July 11, 2013 1:00PM to 2:00PM
Presenter 
Robert B. Gramacy, Assistant Professor, Booth School of Business, University of Chicago
Location 
University of Chicago, Searle Lab 240A
Type 
Meeting
Series 
Computational Institute Presentation
Information:
This talk will be broadcast to Argonne, TCS Building 240, Room 5172. You may also join the broadcast from your location by joining the Adobe Connect Meeting.

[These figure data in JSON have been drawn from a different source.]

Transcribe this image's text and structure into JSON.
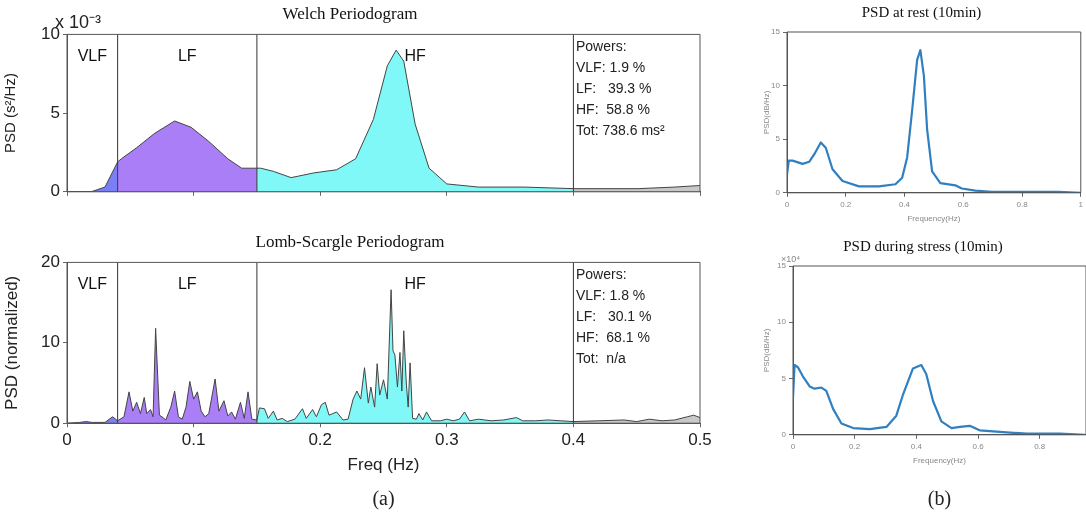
{
  "chart_data": [
    {
      "type": "area",
      "title": "Welch Periodogram",
      "ylabel": "PSD (s²/Hz)",
      "annotations": [
        "x 10⁻³",
        "Powers:\nVLF: 1.9 %\nLF:   39.3 %\nHF:  58.8 %\nTot: 738.6 ms²",
        "VLF",
        "LF",
        "HF"
      ],
      "xlim": [
        0,
        0.5
      ],
      "xticks": [
        0,
        0.1,
        0.2,
        0.3,
        0.4,
        0.5
      ],
      "ylim": [
        0,
        10
      ],
      "yticks": [
        0,
        5,
        10
      ],
      "tick_labels": "y",
      "grid": false,
      "legend": false,
      "marker": "none",
      "ref_lines": [
        {
          "axis": "x",
          "value": 0.04
        },
        {
          "axis": "x",
          "value": 0.15
        },
        {
          "axis": "x",
          "value": 0.4
        }
      ],
      "series": [
        {
          "color": "#7b7ff5",
          "x": [
            0,
            0.019,
            0.03,
            0.04
          ],
          "values": [
            0,
            0,
            0.3,
            1.9
          ]
        },
        {
          "color": "#a97ef7",
          "x": [
            0.04,
            0.043,
            0.055,
            0.069,
            0.085,
            0.098,
            0.112,
            0.127,
            0.138,
            0.15
          ],
          "values": [
            1.9,
            2.1,
            2.8,
            3.7,
            4.5,
            4.1,
            3.2,
            2.1,
            1.5,
            1.5
          ]
        },
        {
          "color": "#80f8f8",
          "x": [
            0.15,
            0.153,
            0.163,
            0.177,
            0.195,
            0.213,
            0.228,
            0.242,
            0.253,
            0.26,
            0.266,
            0.275,
            0.286,
            0.3,
            0.325,
            0.361,
            0.4
          ],
          "values": [
            1.5,
            1.5,
            1.3,
            0.9,
            1.2,
            1.4,
            2.1,
            4.6,
            8.0,
            9.0,
            8.3,
            4.3,
            1.5,
            0.5,
            0.3,
            0.3,
            0.2
          ]
        },
        {
          "color": "#c8c8c8",
          "x": [
            0.4,
            0.451,
            0.48,
            0.5
          ],
          "values": [
            0.2,
            0.2,
            0.3,
            0.4
          ]
        }
      ]
    },
    {
      "type": "area",
      "title": "Lomb-Scargle Periodogram",
      "xlabel": "Freq (Hz)",
      "ylabel": "PSD (normalized)",
      "annotations": [
        "Powers:\nVLF: 1.8 %\nLF:   30.1 %\nHF:  68.1 %\nTot:  n/a",
        "(a)",
        "VLF",
        "LF",
        "HF"
      ],
      "xlim": [
        0,
        0.5
      ],
      "xticks": [
        0,
        0.1,
        0.2,
        0.3,
        0.4,
        0.5
      ],
      "ylim": [
        0,
        20
      ],
      "yticks": [
        0,
        10,
        20
      ],
      "grid": false,
      "legend": false,
      "marker": "none",
      "ref_lines": [
        {
          "axis": "x",
          "value": 0.04
        },
        {
          "axis": "x",
          "value": 0.15
        },
        {
          "axis": "x",
          "value": 0.4
        }
      ],
      "series": [
        {
          "color": "#7b7ff5",
          "x": [
            0,
            0.01,
            0.015,
            0.02,
            0.03,
            0.036,
            0.04
          ],
          "values": [
            0,
            0.1,
            0.2,
            0.1,
            0.1,
            0.8,
            0.3
          ]
        },
        {
          "color": "#a97ef7",
          "x": [
            0.04,
            0.045,
            0.049,
            0.052,
            0.055,
            0.058,
            0.061,
            0.063,
            0.066,
            0.068,
            0.07,
            0.073,
            0.075,
            0.078,
            0.082,
            0.085,
            0.088,
            0.091,
            0.094,
            0.097,
            0.1,
            0.103,
            0.106,
            0.109,
            0.112,
            0.117,
            0.12,
            0.124,
            0.127,
            0.13,
            0.133,
            0.137,
            0.14,
            0.143,
            0.146,
            0.15
          ],
          "values": [
            0.3,
            0.8,
            3.9,
            1.5,
            2.6,
            1.2,
            3.2,
            1.2,
            1.7,
            0.8,
            11.8,
            1.0,
            0.8,
            0.4,
            2.0,
            4.0,
            0.8,
            0.5,
            2.0,
            5.2,
            3.0,
            3.9,
            1.5,
            0.8,
            1.2,
            5.5,
            1.5,
            2.8,
            0.9,
            1.4,
            0.5,
            2.6,
            0.6,
            3.9,
            0.5,
            0.4
          ]
        },
        {
          "color": "#80f8f8",
          "x": [
            0.15,
            0.152,
            0.156,
            0.159,
            0.163,
            0.166,
            0.17,
            0.174,
            0.18,
            0.186,
            0.189,
            0.194,
            0.197,
            0.201,
            0.204,
            0.207,
            0.213,
            0.218,
            0.222,
            0.226,
            0.229,
            0.232,
            0.235,
            0.238,
            0.24,
            0.243,
            0.245,
            0.247,
            0.25,
            0.253,
            0.256,
            0.2575,
            0.259,
            0.261,
            0.263,
            0.2645,
            0.266,
            0.268,
            0.2695,
            0.271,
            0.273,
            0.276,
            0.278,
            0.281,
            0.284,
            0.288,
            0.295,
            0.3,
            0.305,
            0.31,
            0.314,
            0.318,
            0.325,
            0.335,
            0.345,
            0.355,
            0.36,
            0.37,
            0.38,
            0.39,
            0.4
          ],
          "values": [
            0.4,
            1.9,
            1.8,
            0.6,
            1.5,
            0.4,
            0.6,
            0.2,
            0.5,
            1.8,
            0.6,
            1.7,
            0.8,
            2.3,
            2.6,
            1.0,
            1.4,
            0.4,
            0.5,
            3.0,
            4.0,
            3.0,
            6.9,
            2.5,
            4.5,
            2.0,
            7.4,
            3.5,
            5.4,
            3.0,
            16.6,
            9.0,
            8.5,
            4.5,
            8.8,
            4.0,
            11.5,
            5.0,
            2.0,
            7.5,
            0.6,
            0.5,
            1.2,
            0.4,
            1.4,
            0.3,
            0.3,
            0.5,
            0.3,
            0.5,
            1.4,
            0.3,
            0.5,
            0.3,
            0.4,
            0.7,
            0.3,
            0.3,
            0.4,
            0.3,
            0.2
          ]
        },
        {
          "color": "#c8c8c8",
          "x": [
            0.4,
            0.42,
            0.44,
            0.45,
            0.46,
            0.47,
            0.48,
            0.49,
            0.495,
            0.5
          ],
          "values": [
            0.2,
            0.3,
            0.4,
            0.2,
            0.5,
            0.3,
            0.4,
            0.8,
            1.0,
            0.7
          ]
        }
      ]
    },
    {
      "type": "line",
      "title": "PSD at rest (10min)",
      "xlabel": "Frequency(Hz)",
      "ylabel": "PSD(dB/Hz)",
      "xlim": [
        0,
        1
      ],
      "xticks": [
        0,
        0.2,
        0.4,
        0.6,
        0.8,
        1
      ],
      "ylim": [
        0,
        15
      ],
      "yticks": [
        0,
        5,
        10,
        15
      ],
      "grid": false,
      "legend": false,
      "marker": "none",
      "series": [
        {
          "color": "#2f7fc1",
          "x": [
            0,
            0.006,
            0.019,
            0.053,
            0.076,
            0.093,
            0.115,
            0.132,
            0.155,
            0.189,
            0.245,
            0.313,
            0.369,
            0.392,
            0.409,
            0.426,
            0.443,
            0.454,
            0.466,
            0.477,
            0.494,
            0.522,
            0.573,
            0.595,
            0.641,
            0.697,
            0.81,
            0.923,
            1
          ],
          "values": [
            1.7,
            3.0,
            3.0,
            2.7,
            2.9,
            3.6,
            4.7,
            4.2,
            2.2,
            1.1,
            0.6,
            0.6,
            0.8,
            1.4,
            3.3,
            7.7,
            12.4,
            13.3,
            10.9,
            5.9,
            2.0,
            0.9,
            0.7,
            0.4,
            0.2,
            0.1,
            0.1,
            0.1,
            0
          ]
        }
      ]
    },
    {
      "type": "line",
      "title": "PSD during stress (10min)",
      "xlabel": "Frequency(Hz)",
      "ylabel": "PSD(dB/Hz)",
      "annotations": [
        "×10⁴",
        "(b)"
      ],
      "xlim": [
        0,
        0.95
      ],
      "xticks": [
        0,
        0.2,
        0.4,
        0.6,
        0.8
      ],
      "ylim": [
        0,
        15
      ],
      "yticks": [
        0,
        5,
        10,
        15
      ],
      "grid": false,
      "legend": false,
      "marker": "none",
      "series": [
        {
          "color": "#2f7fc1",
          "x": [
            0,
            0.005,
            0.016,
            0.032,
            0.054,
            0.07,
            0.092,
            0.108,
            0.13,
            0.157,
            0.195,
            0.249,
            0.303,
            0.335,
            0.357,
            0.389,
            0.416,
            0.432,
            0.454,
            0.481,
            0.514,
            0.541,
            0.573,
            0.605,
            0.649,
            0.703,
            0.757,
            0.865,
            0.946
          ],
          "values": [
            3.3,
            6.2,
            6.0,
            5.2,
            4.3,
            4.1,
            4.2,
            3.9,
            2.3,
            1.0,
            0.6,
            0.5,
            0.7,
            1.7,
            3.6,
            5.9,
            6.2,
            5.4,
            3.0,
            1.2,
            0.6,
            0.7,
            0.8,
            0.4,
            0.3,
            0.2,
            0.1,
            0.1,
            0
          ]
        }
      ]
    }
  ]
}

To join the meeting visit http://anl.adobeconnect.com/tcs-ci and enter as a guest.

Abstract:
We provide a new approach to approximate emulation of large computer experiments. By focusing expressly on desirable properties of the predictive equations, we derive a family of local sequential design schemes that dynamically define the support of a Gaussian process predictor based on a local subset of the data. We further derive expressions for fast sequential updating of all needed quantities as the local designs are built-up iteratively.

 

Then we show how independent application of our local design strategy across the elements of a vast predictive grid facilitates a trivially parallel implementation. The end result is a global predictor able to take advantage of modern multicore architectures, while at the same time allowing for a nonstationary modeling feature as a bonus. We demonstrate our method on two examples utilizing designs sized in the thousands, and tens of thousands of data points. Comparisons are made to the method of compactly supported covariances.